Unless server_retry_nonidempotent configuration option is specified, non-idempotent requests aren't resent and just dropped. If we have idempotent requests before and after the non-idempotent one, then we still can resend them to a live server. The sequence of responses is kept thanks to an error response, which is generated for the dropped non-idempotent request.
Since requests can be scheduled to different servers, appropriate responses can arrive in different order. When a server response arrives, it's linked with an appropriate request and the request is checked against head of the client queue: if all the requests in the head of the queue have linked responses, then all the responses are sent at once (pipelined) to a client.

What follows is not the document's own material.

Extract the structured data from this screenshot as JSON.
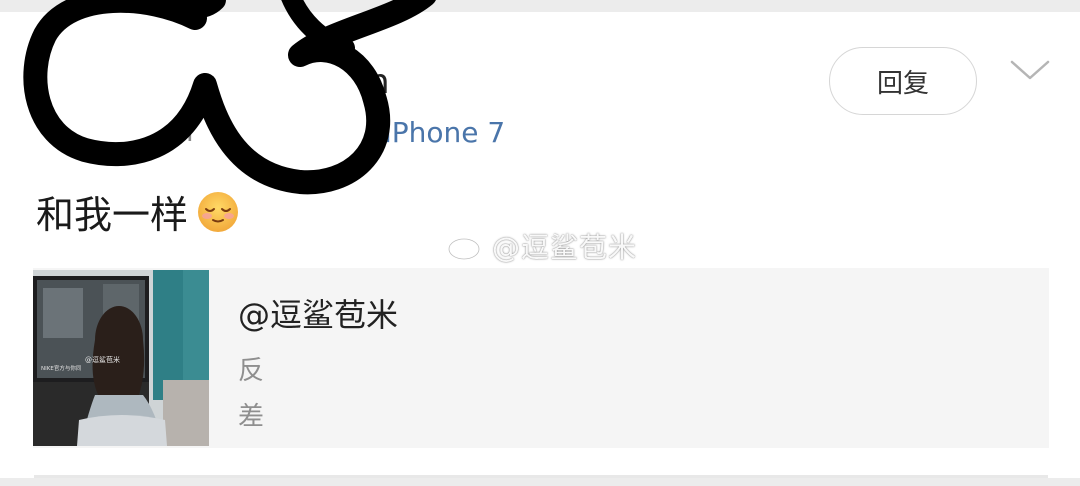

For example if we receive a response for the 1st client request while the 2nd and 3rd requests are already responded, then the whole head of the client queue, all the 3 responses for the first 3 requests, can be sent to the client in a pipeline.
HTTP messages adjustment
HTTP proxies usually have to adjust HTTP headers of forwarded messages, e.g. add Via header or current IP to X-Forwarded-For header. To do so we usually have to "rebuild" the headers from scratch: copy original header to some new memory location and add new headers and/or header values. Having that some HTTP headers, such as Cookie or User-Agent as well as URI can easily reach several kilobytes in size for modern web applications, the data copies aren't wished.
Thus, if we consider a user-space HTTP proxy, then typically we have at least 2 data copies:
- Receive a request on first CPU
- Copy the request to user space
- Update headers (2nd copy)
- Copy the request to kernel space (can be eliminated if splice(2) is used - it seems HAProxy only is able to do this)

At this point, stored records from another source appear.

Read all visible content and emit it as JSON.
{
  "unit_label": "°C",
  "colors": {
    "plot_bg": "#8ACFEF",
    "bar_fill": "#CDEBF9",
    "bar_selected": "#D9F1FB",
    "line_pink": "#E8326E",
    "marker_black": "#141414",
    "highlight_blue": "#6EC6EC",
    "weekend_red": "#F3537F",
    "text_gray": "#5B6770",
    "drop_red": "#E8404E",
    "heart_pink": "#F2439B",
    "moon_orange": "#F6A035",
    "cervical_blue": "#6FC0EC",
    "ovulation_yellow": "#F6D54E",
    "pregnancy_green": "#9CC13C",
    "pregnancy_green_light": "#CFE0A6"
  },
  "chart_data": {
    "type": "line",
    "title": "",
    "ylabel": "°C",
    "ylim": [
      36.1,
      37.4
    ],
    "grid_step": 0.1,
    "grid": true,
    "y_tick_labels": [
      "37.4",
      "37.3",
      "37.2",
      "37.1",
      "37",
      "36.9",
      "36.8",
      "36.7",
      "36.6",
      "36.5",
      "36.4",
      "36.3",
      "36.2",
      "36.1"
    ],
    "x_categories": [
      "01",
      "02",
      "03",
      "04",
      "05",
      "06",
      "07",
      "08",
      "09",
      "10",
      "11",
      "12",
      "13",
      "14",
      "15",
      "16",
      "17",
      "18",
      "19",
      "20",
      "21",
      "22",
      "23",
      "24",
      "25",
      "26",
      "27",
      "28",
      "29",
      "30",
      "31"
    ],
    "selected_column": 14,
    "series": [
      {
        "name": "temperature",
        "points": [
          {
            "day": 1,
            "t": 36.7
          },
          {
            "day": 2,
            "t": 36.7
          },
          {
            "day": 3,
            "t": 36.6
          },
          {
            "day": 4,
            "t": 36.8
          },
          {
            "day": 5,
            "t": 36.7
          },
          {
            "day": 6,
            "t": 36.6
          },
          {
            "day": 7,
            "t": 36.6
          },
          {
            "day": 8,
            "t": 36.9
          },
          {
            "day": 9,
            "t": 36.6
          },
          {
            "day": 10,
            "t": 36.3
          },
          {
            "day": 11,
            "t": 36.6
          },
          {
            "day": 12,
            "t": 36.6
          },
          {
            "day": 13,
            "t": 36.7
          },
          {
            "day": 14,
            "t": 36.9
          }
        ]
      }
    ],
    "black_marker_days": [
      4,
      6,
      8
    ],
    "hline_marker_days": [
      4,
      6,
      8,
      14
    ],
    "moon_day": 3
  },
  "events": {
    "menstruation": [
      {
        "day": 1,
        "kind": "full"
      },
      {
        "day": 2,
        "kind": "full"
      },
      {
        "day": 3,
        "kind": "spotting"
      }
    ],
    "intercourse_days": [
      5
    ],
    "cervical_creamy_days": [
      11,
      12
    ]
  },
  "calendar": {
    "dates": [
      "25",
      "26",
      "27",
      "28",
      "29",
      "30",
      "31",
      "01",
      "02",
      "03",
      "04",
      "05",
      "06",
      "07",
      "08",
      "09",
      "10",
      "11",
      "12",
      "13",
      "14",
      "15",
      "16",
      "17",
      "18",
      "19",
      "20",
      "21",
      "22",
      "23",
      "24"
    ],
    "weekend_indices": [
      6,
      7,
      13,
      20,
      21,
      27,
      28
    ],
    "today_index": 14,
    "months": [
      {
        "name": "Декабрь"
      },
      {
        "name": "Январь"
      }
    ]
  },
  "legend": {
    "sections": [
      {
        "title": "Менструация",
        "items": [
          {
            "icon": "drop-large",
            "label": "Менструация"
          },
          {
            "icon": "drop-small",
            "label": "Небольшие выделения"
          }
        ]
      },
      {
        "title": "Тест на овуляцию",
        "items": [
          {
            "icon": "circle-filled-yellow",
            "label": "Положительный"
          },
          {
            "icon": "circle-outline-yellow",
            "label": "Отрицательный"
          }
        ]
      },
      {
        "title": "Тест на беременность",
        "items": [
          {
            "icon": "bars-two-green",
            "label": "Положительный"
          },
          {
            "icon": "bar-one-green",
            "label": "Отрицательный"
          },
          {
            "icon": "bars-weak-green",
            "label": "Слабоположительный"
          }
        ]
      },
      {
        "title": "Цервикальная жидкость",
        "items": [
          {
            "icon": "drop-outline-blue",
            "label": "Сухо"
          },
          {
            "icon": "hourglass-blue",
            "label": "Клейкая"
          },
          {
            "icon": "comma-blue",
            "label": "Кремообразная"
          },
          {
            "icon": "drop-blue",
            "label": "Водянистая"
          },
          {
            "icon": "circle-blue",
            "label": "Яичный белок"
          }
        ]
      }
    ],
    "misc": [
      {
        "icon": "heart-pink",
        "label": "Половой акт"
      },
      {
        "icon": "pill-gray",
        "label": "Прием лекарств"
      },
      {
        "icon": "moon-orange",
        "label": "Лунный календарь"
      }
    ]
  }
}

- Send the request from the second CPU
Linux kernel HTTP proxying
Tempesta FW is built-in to the Linux TCP/IP stack, so we can use full power of zero-copy sk_buff fragments and per-CPU TCBs. Details of the HTTP proxying in the Linux kernel can be found in my Netdev 2.1 talk Kernel HTTP/TCP/IP stack for HTTP DDoS mitigation.
The first problem of HTTP message transformation is solved by
HTTP message fragmentation: if we need to add, delete or update some data at the middle of an HTTP message, then we
- create a new fragment pointer to a place where the new data must be inserted
- create a new fragment with the new data and place its pointer just before the pointer from the previous step.
To implement the zero-copy HTTP messages transformation we had to modify sk_buff allocator to always use paged data.
To reduce number and size of inter-CPU memory transfers we've introduced a per-CPU lock-free ring buffer for fast inter-CPU jobs transfer. Thanks to NIC RSS and the inter-CPU jobs transfer TCBs are mostly accessed by the same CPU. If we need to forward a request processed on the first CPU through a TCB residing on the second CPU we just put a job to the ring buffer of the second CPU and softirq working on the CPU takes care about the actual transmission.
HTTP/2
You might wonder why do I talk about HTTP/1.1 pipelining if there is HTTP/2 providing much better requests multiplexing, which is free from head of line blocking problem?
In the article I described HTTP/1.1 pipelining to backend servers only. It's harder to implement HTTP/2 in zero-copy fashion (I'll address the problems in a further article). Meantime, the biggest advantage of the protocol comes in global network with low-speed connections and high delays, which are not the case for local networks with 10G links connecting an HTTP reverse proxy with backend servers. So using HTTP/2 for backend connections is doubtful. By the way, neither HAProxy nor Nginx support HTTP/2 for backend connections.